“A balanced diet is a cookie in each hand!”
Recently I came across a small stack of recipe cards, held together with a piece of string, in a box of kitchen utensils that had belonged to my late mother. One that immediately caught my eye was a piece of yellowing paper that had been cut from a sack of sugar and glued to the recipe card. I don’t remember my mother ever baking these cookies so I am guessing the recipe had either been given to her by a friend or perhaps it had belonged to one of my grandmothers.
Regardless of its origin, I just had to try out the recipe. I followed the recipe exactly for the first batch of cookies and I was not impressed with the results. They were a little undercooked & doughy and sprinkling them with powdered sugar just made them too sweet for my taste. In the end, I increased the oven temp & the cooking time and omitted the powdered sugar altogether. This time the results were so good that I decided to publish the recipe!

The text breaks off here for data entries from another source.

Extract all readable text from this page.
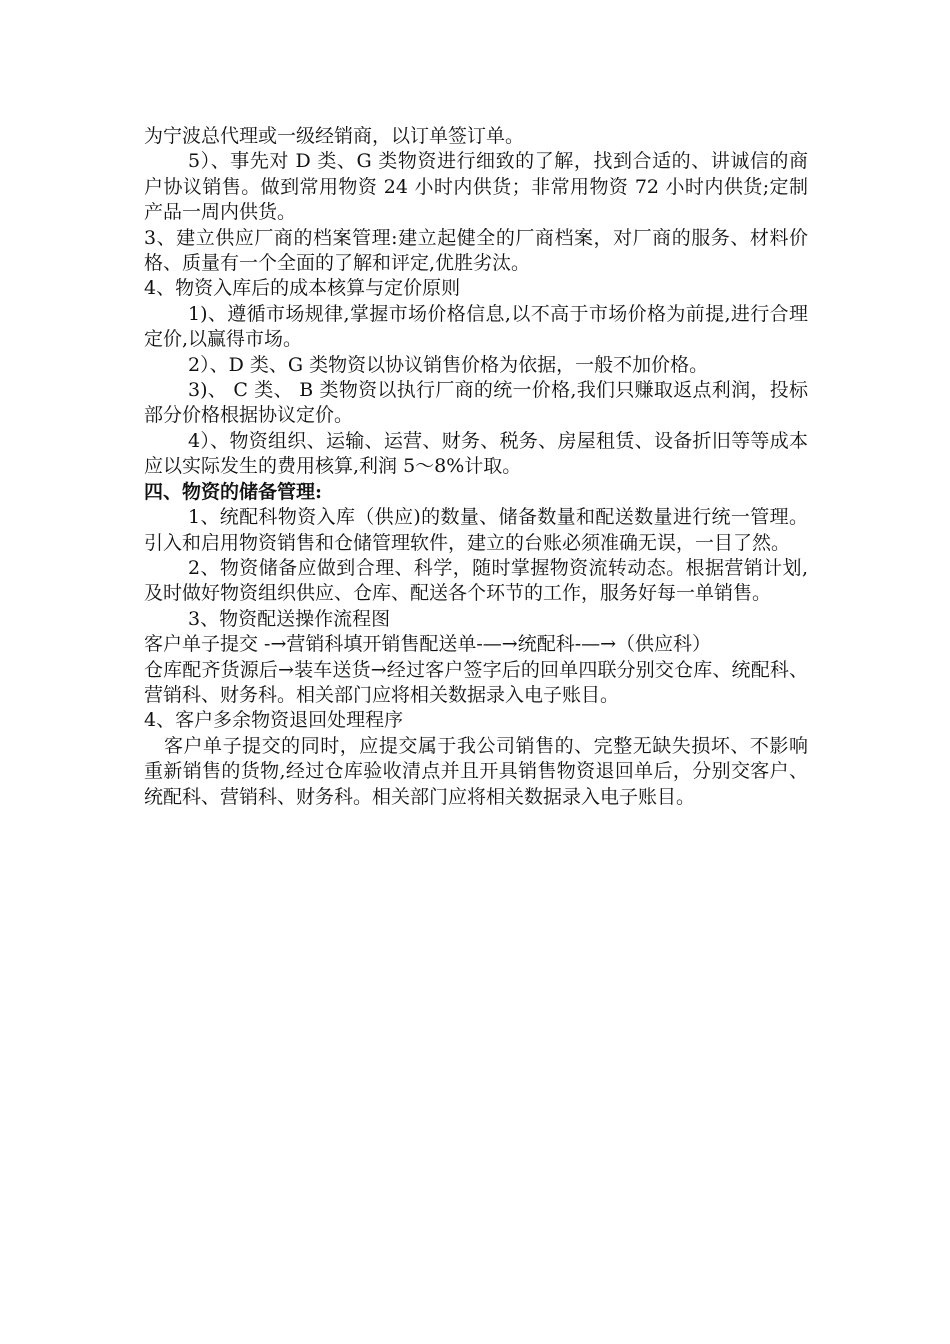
为宁波总代理或一级经销商，以订单签订单。

5）、事先对 D 类、G 类物资进行细致的了解，找到合适的、讲诚信的商户协议销售。做到常用物资 24 小时内供货；非常用物资 72 小时内供货;定制产品一周内供货。

3、建立供应厂商的档案管理:建立起健全的厂商档案，对厂商的服务、材料价格、质量有一个全面的了解和评定,优胜劣汰。

4、物资入库后的成本核算与定价原则

1)、遵循市场规律,掌握市场价格信息,以不高于市场价格为前提,进行合理定价,以赢得市场。

2）、D 类、G 类物资以协议销售价格为依据，一般不加价格。

3)、 C 类、 B 类物资以执行厂商的统一价格,我们只赚取返点利润，投标部分价格根据协议定价。

4）、物资组织、运输、运营、财务、税务、房屋租赁、设备折旧等等成本应以实际发生的费用核算,利润 5～8%计取。

四、物资的储备管理:

1、统配科物资入库（供应)的数量、储备数量和配送数量进行统一管理。引入和启用物资销售和仓储管理软件，建立的台账必须准确无误，一目了然。

2、物资储备应做到合理、科学，随时掌握物资流转动态。根据营销计划,及时做好物资组织供应、仓库、配送各个环节的工作，服务好每一单销售。

3、物资配送操作流程图

客户单子提交 -→营销科填开销售配送单-—→统配科-—→（供应科）

仓库配齐货源后→装车送货→经过客户签字后的回单四联分别交仓库、统配科、营销科、财务科。相关部门应将相关数据录入电子账目。

4、客户多余物资退回处理程序

客户单子提交的同时，应提交属于我公司销售的、完整无缺失损坏、不影响重新销售的货物,经过仓库验收清点并且开具销售物资退回单后，分别交客户、统配科、营销科、财务科。相关部门应将相关数据录入电子账目。
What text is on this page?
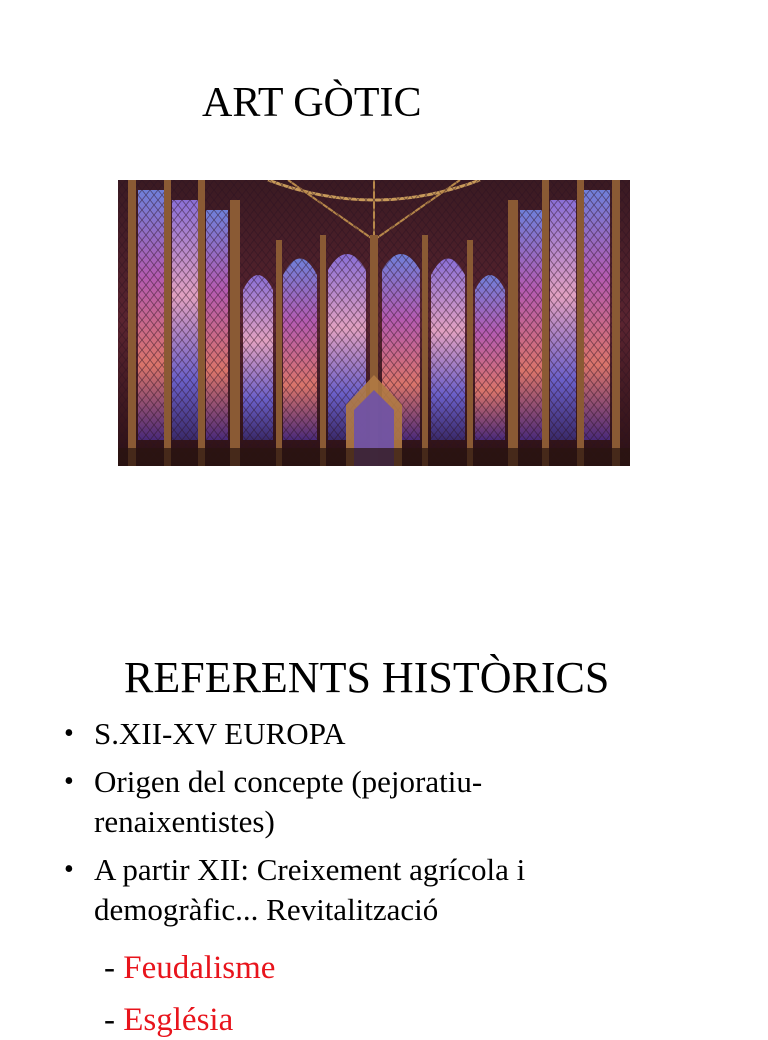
ART GÒTIC
REFERENTS HISTÒRICS
• S.XII-XV EUROPA
• Origen del concepte (pejoratiu-
renaixentistes)
• A partir XII: Creixement agrícola i
demogràfic... Revitalització
- Feudalisme
- Església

Yield: 48 cookies, Oven Temp: 350-degrees F, Bake Time: 15 minutes
2 cups butter, melted
1 cup sugar
4 cups all-purpose flour
1 tsp vanilla
1/2 cup powdered sugar (optional)
- Pre-heat oven to 350-degrees
- In a large bowl, mix the first four ingredients. Once well mixed, transfer the dough to a sheet of wax paper.
- Shape the dough into several long rolls and wrap them in wax paper.
- Refrigerate the rolls for at least 1 hour
- Remove the wax paper and place a roll on a cutting board. Slice the roll into 1/2″ cookies and place them on a non-stick cookie sheet.
- Bake at 350-degrees for 15 minutes.
- Remove the cookie sheet and let the cookies cool for 10-20 minutes. If desired, sprinkle the cookies with powdered sugar just after they come out of the oven.